METHOD AND DEVICE FOR GENERATING SPEECH RECOGNITION TRAINING SET

Organization Name

Jingdong Technology Holding Co.,Ltd.

Inventor(s)

Li Fu of Beijing (CN)

METHOD AND DEVICE FOR GENERATING SPEECH RECOGNITION TRAINING SET - A simplified explanation of the abstract

This abstract first appeared for US patent application 20240233708 titled 'METHOD AND DEVICE FOR GENERATING SPEECH RECOGNITION TRAINING SET

The present disclosure describes a method and apparatus for creating a speech recognition training set using audio and video data.

  • Acquiring audio and video data to be processed, with the video containing text information corresponding to the audio.
  • Recognizing the audio to obtain an audio text.
  • Recognizing text information in the video to obtain a video text.
  • Using the audio text and video text to generate a speech recognition training set based on their consistency.

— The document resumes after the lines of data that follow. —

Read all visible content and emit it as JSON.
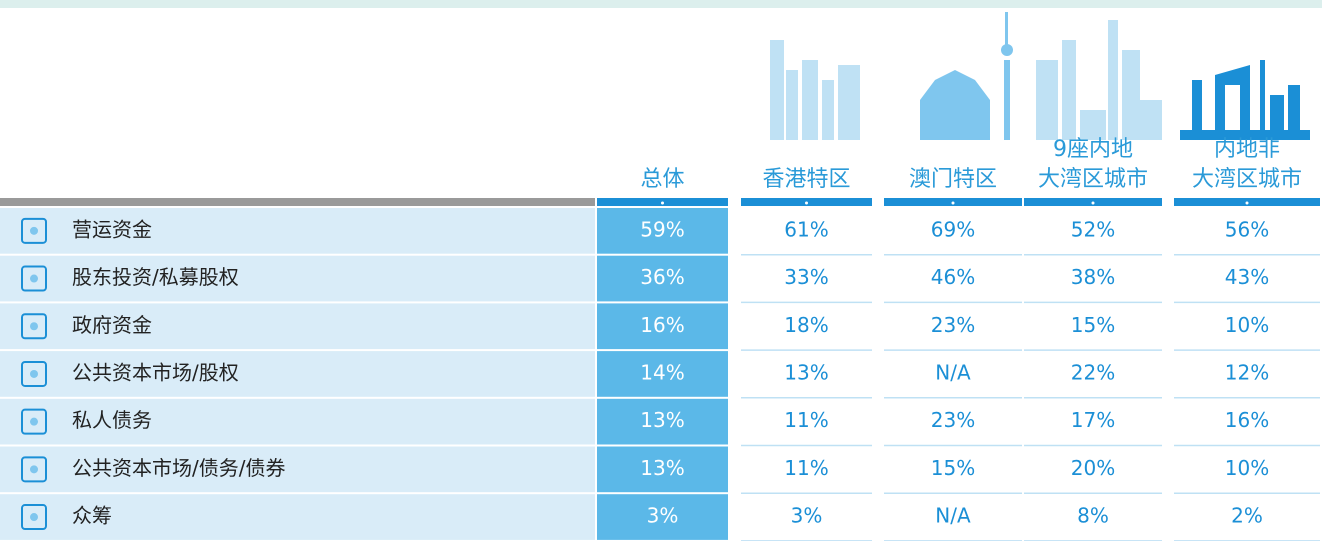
{
  "table": {
    "columns": [
      {
        "lines": [
          "总体"
        ]
      },
      {
        "lines": [
          "香港特区"
        ]
      },
      {
        "lines": [
          "澳门特区"
        ]
      },
      {
        "lines": [
          "9座内地",
          "大湾区城市"
        ]
      },
      {
        "lines": [
          "内地非",
          "大湾区城市"
        ]
      }
    ],
    "rows": [
      {
        "label": "营运资金",
        "values": [
          "59%",
          "61%",
          "69%",
          "52%",
          "56%"
        ]
      },
      {
        "label": "股东投资/私募股权",
        "values": [
          "36%",
          "33%",
          "46%",
          "38%",
          "43%"
        ]
      },
      {
        "label": "政府资金",
        "values": [
          "16%",
          "18%",
          "23%",
          "15%",
          "10%"
        ]
      },
      {
        "label": "公共资本市场/股权",
        "values": [
          "14%",
          "13%",
          "N/A",
          "22%",
          "12%"
        ]
      },
      {
        "label": "私人债务",
        "values": [
          "13%",
          "11%",
          "23%",
          "17%",
          "16%"
        ]
      },
      {
        "label": "公共资本市场/债务/债券",
        "values": [
          "13%",
          "11%",
          "15%",
          "20%",
          "10%"
        ]
      },
      {
        "label": "众筹",
        "values": [
          "3%",
          "3%",
          "N/A",
          "8%",
          "2%"
        ]
      }
    ]
  }
}
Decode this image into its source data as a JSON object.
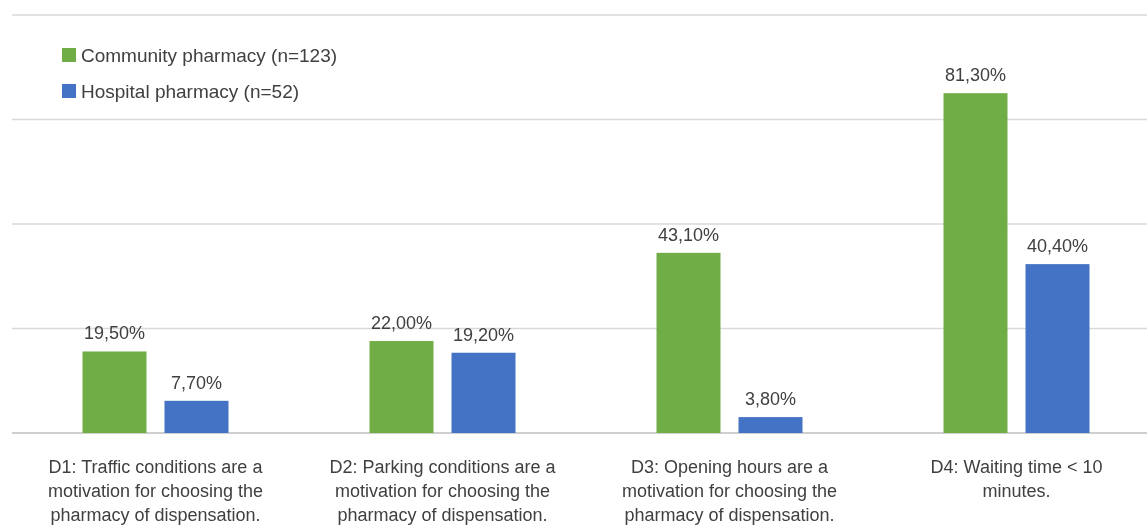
{
  "chart_data": {
    "type": "bar",
    "categories": [
      "D1: Traffic conditions are a motivation for choosing the pharmacy of dispensation.",
      "D2: Parking conditions are a motivation for choosing the pharmacy of dispensation.",
      "D3: Opening hours are a motivation for choosing the pharmacy of dispensation.",
      "D4: Waiting time < 10 minutes."
    ],
    "series": [
      {
        "name": "Community pharmacy (n=123)",
        "color": "#70ad47",
        "values": [
          19.5,
          22.0,
          43.1,
          81.3
        ],
        "value_labels": [
          "19,50%",
          "22,00%",
          "43,10%",
          "81,30%"
        ]
      },
      {
        "name": "Hospital pharmacy (n=52)",
        "color": "#4472c4",
        "values": [
          7.7,
          19.2,
          3.8,
          40.4
        ],
        "value_labels": [
          "7,70%",
          "19,20%",
          "3,80%",
          "40,40%"
        ]
      }
    ],
    "ylim": [
      0,
      100
    ],
    "yticks": [
      {
        "value": 0,
        "label": null
      },
      {
        "value": 25,
        "label": null
      },
      {
        "value": 50,
        "label": null
      },
      {
        "value": 75,
        "label": null
      },
      {
        "value": 100,
        "label": null
      }
    ],
    "grid": "y",
    "legend": "top left",
    "tick_labels": "x"
  }
}
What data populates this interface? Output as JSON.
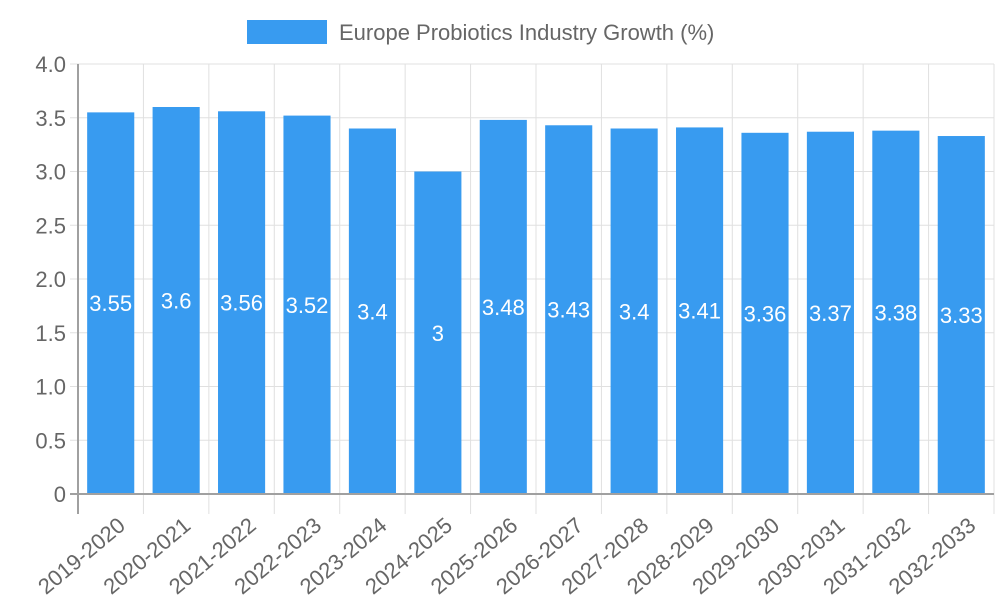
{
  "chart_data": {
    "type": "bar",
    "title": "",
    "legend": [
      {
        "label": "Europe Probiotics Industry Growth (%)",
        "color": "#389bf0"
      }
    ],
    "legend_position": "top",
    "categories": [
      "2019-2020",
      "2020-2021",
      "2021-2022",
      "2022-2023",
      "2023-2024",
      "2024-2025",
      "2025-2026",
      "2026-2027",
      "2027-2028",
      "2028-2029",
      "2029-2030",
      "2030-2031",
      "2031-2032",
      "2032-2033"
    ],
    "series": [
      {
        "name": "Europe Probiotics Industry Growth (%)",
        "values": [
          3.55,
          3.6,
          3.56,
          3.52,
          3.4,
          3,
          3.48,
          3.43,
          3.4,
          3.41,
          3.36,
          3.37,
          3.38,
          3.33
        ]
      }
    ],
    "data_labels": [
      "3.55",
      "3.6",
      "3.56",
      "3.52",
      "3.4",
      "3",
      "3.48",
      "3.43",
      "3.4",
      "3.41",
      "3.36",
      "3.37",
      "3.38",
      "3.33"
    ],
    "y_ticks": [
      "0",
      "0.5",
      "1.0",
      "1.5",
      "2.0",
      "2.5",
      "3.0",
      "3.5",
      "4.0"
    ],
    "ylim": [
      0,
      4.0
    ],
    "xlabel": "",
    "ylabel": "",
    "grid": true,
    "colors": {
      "bar": "#389bf0",
      "grid": "#e0e0e0",
      "axis": "#a0a0a0",
      "text": "#666666"
    }
  }
}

Potential Applications: - Improving speech recognition technology. - Enhancing training sets for machine learning models. - Streamlining the process of creating speech recognition datasets.

Problems Solved: - Simplifying the creation of speech recognition training sets. - Increasing the accuracy of speech recognition systems. - Reducing the manual effort required to generate training data.

Benefits: - Enhanced accuracy in speech recognition. - Time-saving in creating training sets. - Improved efficiency in machine learning model training.

Commercial Applications: Title: "Enhanced Speech Recognition Training Set Generation for AI Applications" This technology can be utilized in industries such as: - Virtual assistants - Call centers - Transcription services - Voice-controlled devices

Frequently Updated Research: Stay updated on advancements in speech recognition technology and machine learning models for improved accuracy and efficiency.

Questions about Speech Recognition Training Set Generation: 1. How does this method improve the accuracy of speech recognition systems? 2. What are the potential applications of this technology in real-world scenarios?


Original Abstract Submitted

disclosed in the present disclosure are a method and apparatus for generating a speech recognition training set. the method may include: acquiring a to-be-processed audio and a to-be-processed video, where the to-be-processed video comprises text information corresponding to the to-be-processed audio; recognizing the to-be-processed audio to obtain an audio text; recognizing text information in the to-be-processed video to obtain a video text; and using, based on consistency of the audio text with the video text, the to-be-processed audio as a speech sample and the video text as a label to obtain the speech recognition training set.